The 1966 Flesh-Eating Parasite Is Back in U.S. Cattle—And Critics Are Pointing at Trump and DOGE Budget Cuts

BREAKING: The New World Screwworm is back in U.S. cattle for the first time since 1966[cite: 1]. It arrives right after the Trump administration and DOGE slashed agricultural surveillance budgets[cite: 1]. Is this an unpredictable freak breakout, or the exact cost of cutting federal safety nets too fast? The debate is exploding.

For sixty years, American ranchers slept easy knowing the devastating New World Screwworm parasite was a thing of the past[cite: 1]. That security shattered this week. The sudden detection of the flesh-eating parasite in U.S. livestock has sent shockwaves through the agricultural sector and triggered an immediate political firestorm in Washington[cite: 1].

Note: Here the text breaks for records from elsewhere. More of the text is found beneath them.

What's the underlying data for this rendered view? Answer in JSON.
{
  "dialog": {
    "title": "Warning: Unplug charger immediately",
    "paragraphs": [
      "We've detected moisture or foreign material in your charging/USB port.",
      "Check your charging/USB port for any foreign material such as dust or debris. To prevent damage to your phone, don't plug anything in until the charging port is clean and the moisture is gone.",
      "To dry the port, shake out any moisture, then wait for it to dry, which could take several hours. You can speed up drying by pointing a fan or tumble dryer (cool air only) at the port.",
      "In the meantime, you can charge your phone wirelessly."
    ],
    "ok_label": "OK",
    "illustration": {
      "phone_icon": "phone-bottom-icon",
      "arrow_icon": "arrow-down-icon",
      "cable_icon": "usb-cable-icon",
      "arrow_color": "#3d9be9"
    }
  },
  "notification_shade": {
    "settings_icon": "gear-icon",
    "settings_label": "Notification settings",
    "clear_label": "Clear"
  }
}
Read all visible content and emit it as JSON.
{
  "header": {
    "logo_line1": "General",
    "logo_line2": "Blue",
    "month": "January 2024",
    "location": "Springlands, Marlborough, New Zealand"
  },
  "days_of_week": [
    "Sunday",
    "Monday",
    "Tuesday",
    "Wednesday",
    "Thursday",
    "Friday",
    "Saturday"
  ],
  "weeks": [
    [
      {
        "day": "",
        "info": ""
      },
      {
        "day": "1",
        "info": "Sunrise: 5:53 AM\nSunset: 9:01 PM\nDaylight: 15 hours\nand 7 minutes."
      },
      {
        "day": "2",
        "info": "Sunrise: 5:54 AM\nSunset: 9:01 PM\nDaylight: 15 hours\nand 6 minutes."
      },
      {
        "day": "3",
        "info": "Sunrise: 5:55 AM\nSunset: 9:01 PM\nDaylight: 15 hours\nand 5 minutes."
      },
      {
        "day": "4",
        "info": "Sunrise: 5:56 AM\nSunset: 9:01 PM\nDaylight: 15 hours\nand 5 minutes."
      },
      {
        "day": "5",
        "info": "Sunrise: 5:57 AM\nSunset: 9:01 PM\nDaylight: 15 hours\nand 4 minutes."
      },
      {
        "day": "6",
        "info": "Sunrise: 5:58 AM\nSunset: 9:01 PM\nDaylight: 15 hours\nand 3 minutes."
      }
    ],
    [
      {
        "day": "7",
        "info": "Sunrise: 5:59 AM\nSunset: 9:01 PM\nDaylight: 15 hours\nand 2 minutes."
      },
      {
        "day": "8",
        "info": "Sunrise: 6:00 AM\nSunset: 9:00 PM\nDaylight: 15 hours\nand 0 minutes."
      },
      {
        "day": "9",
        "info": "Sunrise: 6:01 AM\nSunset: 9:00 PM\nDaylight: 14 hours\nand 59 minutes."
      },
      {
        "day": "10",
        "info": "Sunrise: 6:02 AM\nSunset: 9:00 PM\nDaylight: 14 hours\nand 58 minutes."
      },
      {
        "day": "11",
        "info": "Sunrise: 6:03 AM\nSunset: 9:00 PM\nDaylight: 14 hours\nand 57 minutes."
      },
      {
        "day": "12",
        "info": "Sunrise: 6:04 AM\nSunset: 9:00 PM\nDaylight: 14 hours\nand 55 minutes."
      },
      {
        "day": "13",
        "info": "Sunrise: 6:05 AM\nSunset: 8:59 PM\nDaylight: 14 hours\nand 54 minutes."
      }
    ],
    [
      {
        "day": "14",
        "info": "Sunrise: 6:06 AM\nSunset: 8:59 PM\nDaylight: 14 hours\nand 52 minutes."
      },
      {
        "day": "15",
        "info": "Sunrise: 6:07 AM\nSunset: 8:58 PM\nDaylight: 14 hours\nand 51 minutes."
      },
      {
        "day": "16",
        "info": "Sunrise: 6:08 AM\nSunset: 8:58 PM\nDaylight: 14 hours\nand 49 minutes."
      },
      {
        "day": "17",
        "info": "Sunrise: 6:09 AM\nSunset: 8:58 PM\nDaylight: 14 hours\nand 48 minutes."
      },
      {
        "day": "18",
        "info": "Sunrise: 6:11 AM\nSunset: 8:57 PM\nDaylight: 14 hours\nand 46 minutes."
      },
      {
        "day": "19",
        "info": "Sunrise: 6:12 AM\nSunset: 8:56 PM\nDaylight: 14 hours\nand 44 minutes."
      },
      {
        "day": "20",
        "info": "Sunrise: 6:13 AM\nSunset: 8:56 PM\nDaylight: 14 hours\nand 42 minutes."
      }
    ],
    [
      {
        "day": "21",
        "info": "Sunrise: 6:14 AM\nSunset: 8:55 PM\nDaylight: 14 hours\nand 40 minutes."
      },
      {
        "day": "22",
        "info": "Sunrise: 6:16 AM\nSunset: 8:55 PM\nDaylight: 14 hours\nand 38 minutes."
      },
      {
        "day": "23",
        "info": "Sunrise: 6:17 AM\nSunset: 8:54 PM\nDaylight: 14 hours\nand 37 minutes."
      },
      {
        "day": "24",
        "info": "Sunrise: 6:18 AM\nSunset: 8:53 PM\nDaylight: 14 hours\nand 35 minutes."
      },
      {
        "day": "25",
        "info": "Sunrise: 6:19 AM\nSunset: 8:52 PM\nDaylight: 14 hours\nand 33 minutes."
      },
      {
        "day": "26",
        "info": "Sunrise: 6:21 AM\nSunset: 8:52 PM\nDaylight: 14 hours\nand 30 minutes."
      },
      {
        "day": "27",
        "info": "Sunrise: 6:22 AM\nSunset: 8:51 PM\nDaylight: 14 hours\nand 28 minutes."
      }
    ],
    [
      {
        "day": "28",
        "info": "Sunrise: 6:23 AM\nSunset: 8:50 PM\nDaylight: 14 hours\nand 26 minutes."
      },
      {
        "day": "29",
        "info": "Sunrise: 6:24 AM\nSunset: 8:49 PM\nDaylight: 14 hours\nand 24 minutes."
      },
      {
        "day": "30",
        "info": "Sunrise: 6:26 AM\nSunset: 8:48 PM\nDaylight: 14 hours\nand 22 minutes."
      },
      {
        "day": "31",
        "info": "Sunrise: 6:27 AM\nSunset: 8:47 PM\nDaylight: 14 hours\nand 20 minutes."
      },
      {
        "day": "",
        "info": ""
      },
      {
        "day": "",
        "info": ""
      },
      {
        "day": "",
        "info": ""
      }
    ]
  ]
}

The timing could not be worse for the White House. The outbreak directly follows a series of aggressive funding cuts pushed by the Trump administration and the Department of Government Efficiency (DOGE)[cite: 1]. These cuts targeted several federal agricultural monitoring and disease surveillance programs, the very systems designed to spot biological threats before they spread[cite: 1].

Critics are wasting no time connecting the dots[cite: 1]. They argue that dismantling biosecurity infrastructure to save taxpayer money is a classic case of being penny-wise and pound-foolish. If the parasite spreads, the economic fallout for American beef and dairy industries could dwarf any savings generated by budget slashing. Federal preparedness is now facing its first major unscripted test[cite: 1].

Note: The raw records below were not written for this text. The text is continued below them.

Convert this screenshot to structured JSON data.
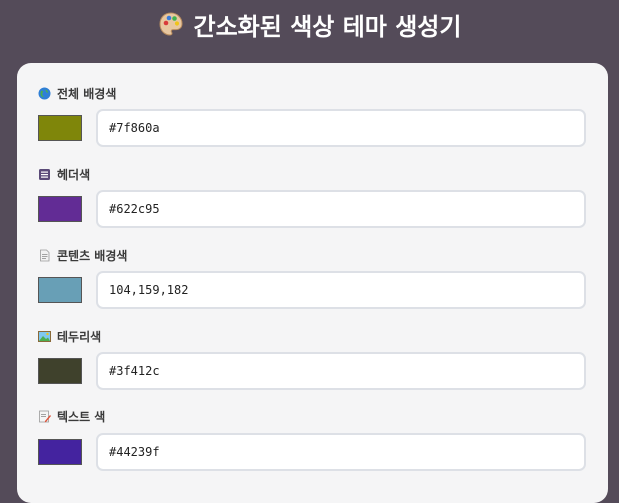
{
  "header": {
    "title": "간소화된 색상 테마 생성기",
    "icon": "palette-icon"
  },
  "fields": [
    {
      "label": "전체 배경색",
      "icon": "globe-icon",
      "swatch_color": "#7f860a",
      "value": "#7f860a"
    },
    {
      "label": "헤더색",
      "icon": "calendar-icon",
      "swatch_color": "#622c95",
      "value": "#622c95"
    },
    {
      "label": "콘텐츠 배경색",
      "icon": "document-icon",
      "swatch_color": "#689fb6",
      "value": "104,159,182"
    },
    {
      "label": "테두리색",
      "icon": "picture-icon",
      "swatch_color": "#3f412c",
      "value": "#3f412c"
    },
    {
      "label": "텍스트 색",
      "icon": "memo-icon",
      "swatch_color": "#44239f",
      "value": "#44239f"
    }
  ]
}
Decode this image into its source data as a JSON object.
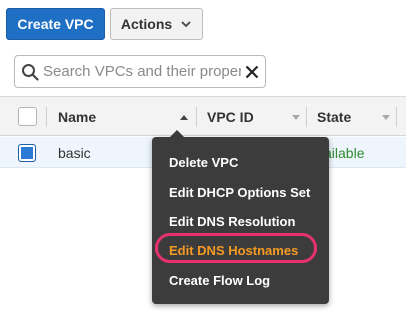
{
  "toolbar": {
    "create_label": "Create VPC",
    "actions_label": "Actions",
    "actions_chevron_icon": "chevron-down-icon"
  },
  "search": {
    "placeholder": "Search VPCs and their proper",
    "value": "",
    "search_icon": "magnifier-icon",
    "clear_icon": "close-icon"
  },
  "table": {
    "columns": [
      "Name",
      "VPC ID",
      "State"
    ],
    "rows": [
      {
        "selected": true,
        "name": "basic",
        "vpc_id": "",
        "state": "vailable"
      }
    ]
  },
  "context_menu": {
    "items": [
      {
        "label": "Delete VPC",
        "highlighted": false
      },
      {
        "label": "Edit DHCP Options Set",
        "highlighted": false
      },
      {
        "label": "Edit DNS Resolution",
        "highlighted": false
      },
      {
        "label": "Edit DNS Hostnames",
        "highlighted": true
      },
      {
        "label": "Create Flow Log",
        "highlighted": false
      }
    ]
  },
  "colors": {
    "primary_button": "#1f6fc5",
    "menu_background": "#3c3c3c",
    "menu_highlight_text": "#f59a23",
    "annotation_ring": "#e8326f",
    "state_available": "#2e8b2e",
    "selected_row": "#eef5fd"
  }
}
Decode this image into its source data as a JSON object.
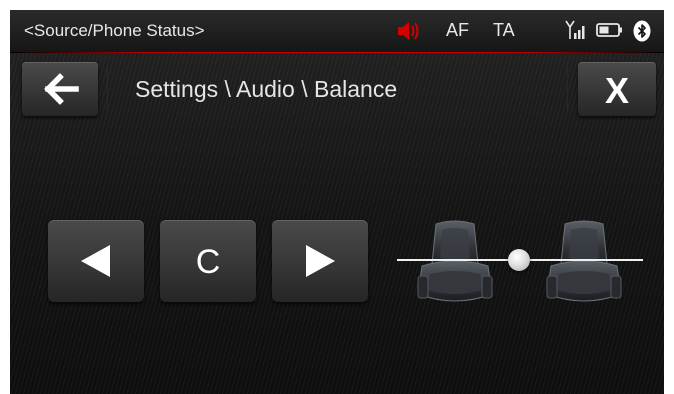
{
  "status_bar": {
    "source": "<Source/Phone Status>",
    "af": "AF",
    "ta": "TA",
    "icons": [
      "speaker-muted-icon",
      "signal-icon",
      "battery-icon",
      "bluetooth-icon"
    ],
    "mute_color": "#d40000"
  },
  "header": {
    "breadcrumb": "Settings \\ Audio \\ Balance",
    "back_icon": "arrow-left-icon",
    "close_label": "X",
    "accent_color": "#b80000"
  },
  "balance": {
    "center_label": "C",
    "left_icon": "triangle-left-icon",
    "right_icon": "triangle-right-icon",
    "slider_value": 0
  }
}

Livestock protection isn’t just a regulatory talking point; it is a multi-billion-dollar pillar of the national economy. When surveillance programs lose their teeth, blind spots inevitably emerge[cite: 1]. For opponents of the administration, this outbreak is concrete proof that reckless deregulation has real-world, dangerous consequences for American farmers.

However, there is another way to read this situation. Supporters of the administration argue that blaming Trump and DOGE for a biological anomaly is pure political opportunism. They point out that a parasite outbreak can happen under any administration, and that entrenched bureaucracies routinely weaponize isolated incidents to protect their bloated budgets from much-needed reform.

Whether the budget cuts directly caused the blind spot or the timing is a pure coincidence, the reality on the ground remains unchanged[cite: 1]. The New World Screwworm is back[cite: 1]. The buffers that protected U.S. cattle for decades are showing cracks, and the safety of the food supply chain is suddenly a matter of intense public debate[cite: 1].

This is no longer just a story about agricultural management. It has transformed into a high-stakes battle over the core philosophy of governance. Can a streamlined, downsized federal government still protect its most vital domestic industries from microscopic threats, or did the drive for efficiency cut straight into the bone of national security?

The administration now faces a critical dilemma. Doubling down on the cuts risks further backlash if more cases emerge, while restoring the funding looks like a total surrender to the regulatory state. The eyes of America’s heartland are watching to see what the next move will be.